Brave New World - Aldous Huxley [21]
Slackly, it seemed to him, and with reluctance, the twin attendants wheeled his plane out on the roof.
“Hurry up!” said Bernard irritably. One of them glanced at him. Was that a kind of bestial derision that he detected in those blank grey eyes? “Hurry up!” he shouted more loudly, and there was an ugly rasp in his voice.
He climbed into the plane and, a minute later, was flying southwards, towards the river.
The various Bureaux of Propaganda and the College of Emotional Engineering were housed in a single sixty-story building in Fleet Street. In the basement and on the lower floors were the presses and offices of the three great London newspapers—The Hourly Radio, an upper-caste sheet, in pale green Gamma Gazette, and, on khaki paper and in words exclusively of one syllable, The Delta Mirror. Then came the Bureaux of Propaganda by Television, by Feeling Picture, and by Synthetic Voice and Music respectively—twenty-two floors of them. Above were the research laboratories and the padded rooms in which the Sound-Track Writers and Synthetic Composers did their delicate work. The top eighteen floors were occupied by the College of Emotional Engineering.
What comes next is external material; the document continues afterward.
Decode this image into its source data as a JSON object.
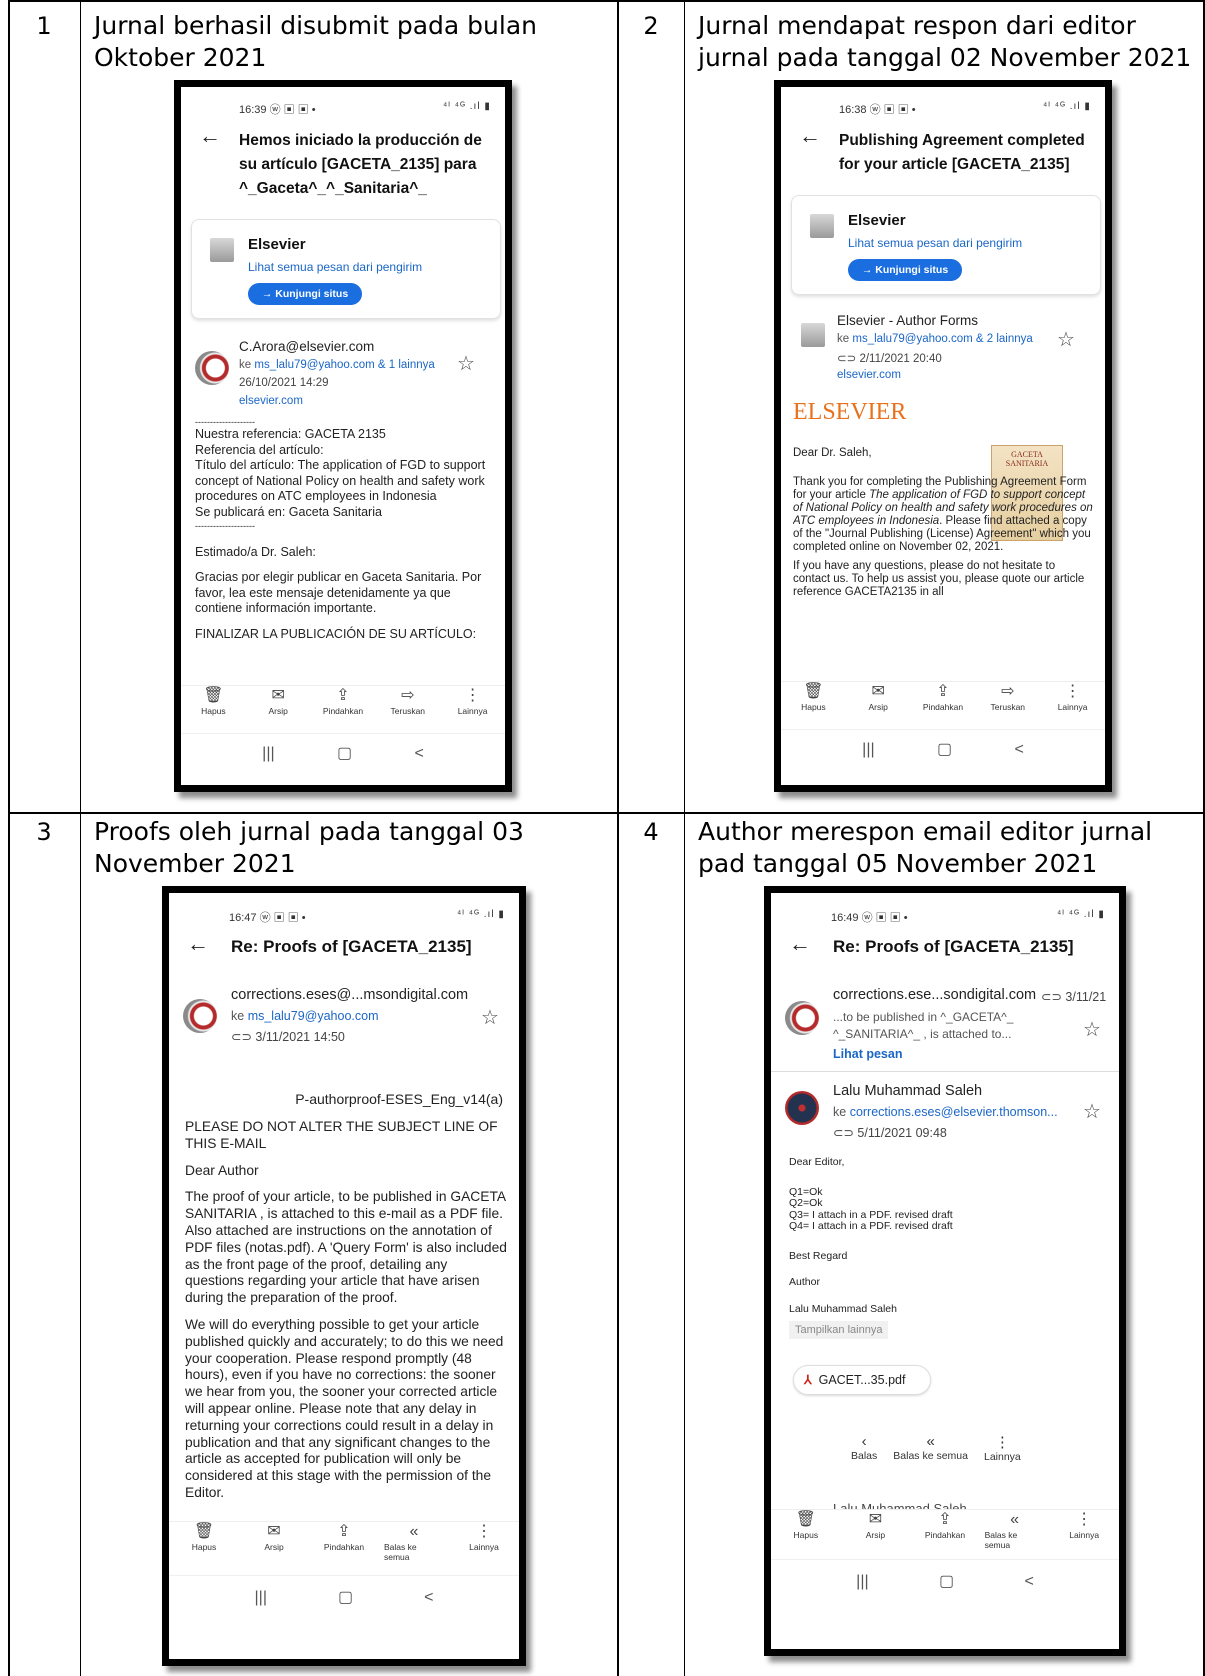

Bernard landed on the roof of Propaganda House and stepped out.
“Ring down to Mr. Helmholtz Watson,” he ordered the Gamma-Plus porter, “and tell him that Mr. Bernard Marx is waiting for him on the roof.”
He sat down and lit a cigarette.
Helmholtz Watson was writing when the message came down.
“Tell him I’m coming at once,” he said and hung up the receiver. Then, turning to his secretary; “I’ll leave you to put my things away,” he went on in the same official and impersonal tone; and, ignoring her lustrous smile, got up and walked briskly to the door.
He was a powerfully built man, deep-chested, broad-shouldered, massive, and yet quick in his movements, springly and agile. The round strong pillar of his neck supported a beautifully shaped head. His hair was dark and curly, his features strongly marked. In a forcible emphatic way, he was handsome and looked, as his secretary was never tired of repeating, every centimetre an Alpha-Plus. By profession he was a lecturer at the College of Emotional Engineering (Department of Writing) and in the intervals of his educational activities, a working Emotional Engineer. He wrote regularly for The Hourly Radio, composed feely scenarios, and had the happiest knack for slogans and hypnopædic rhymes.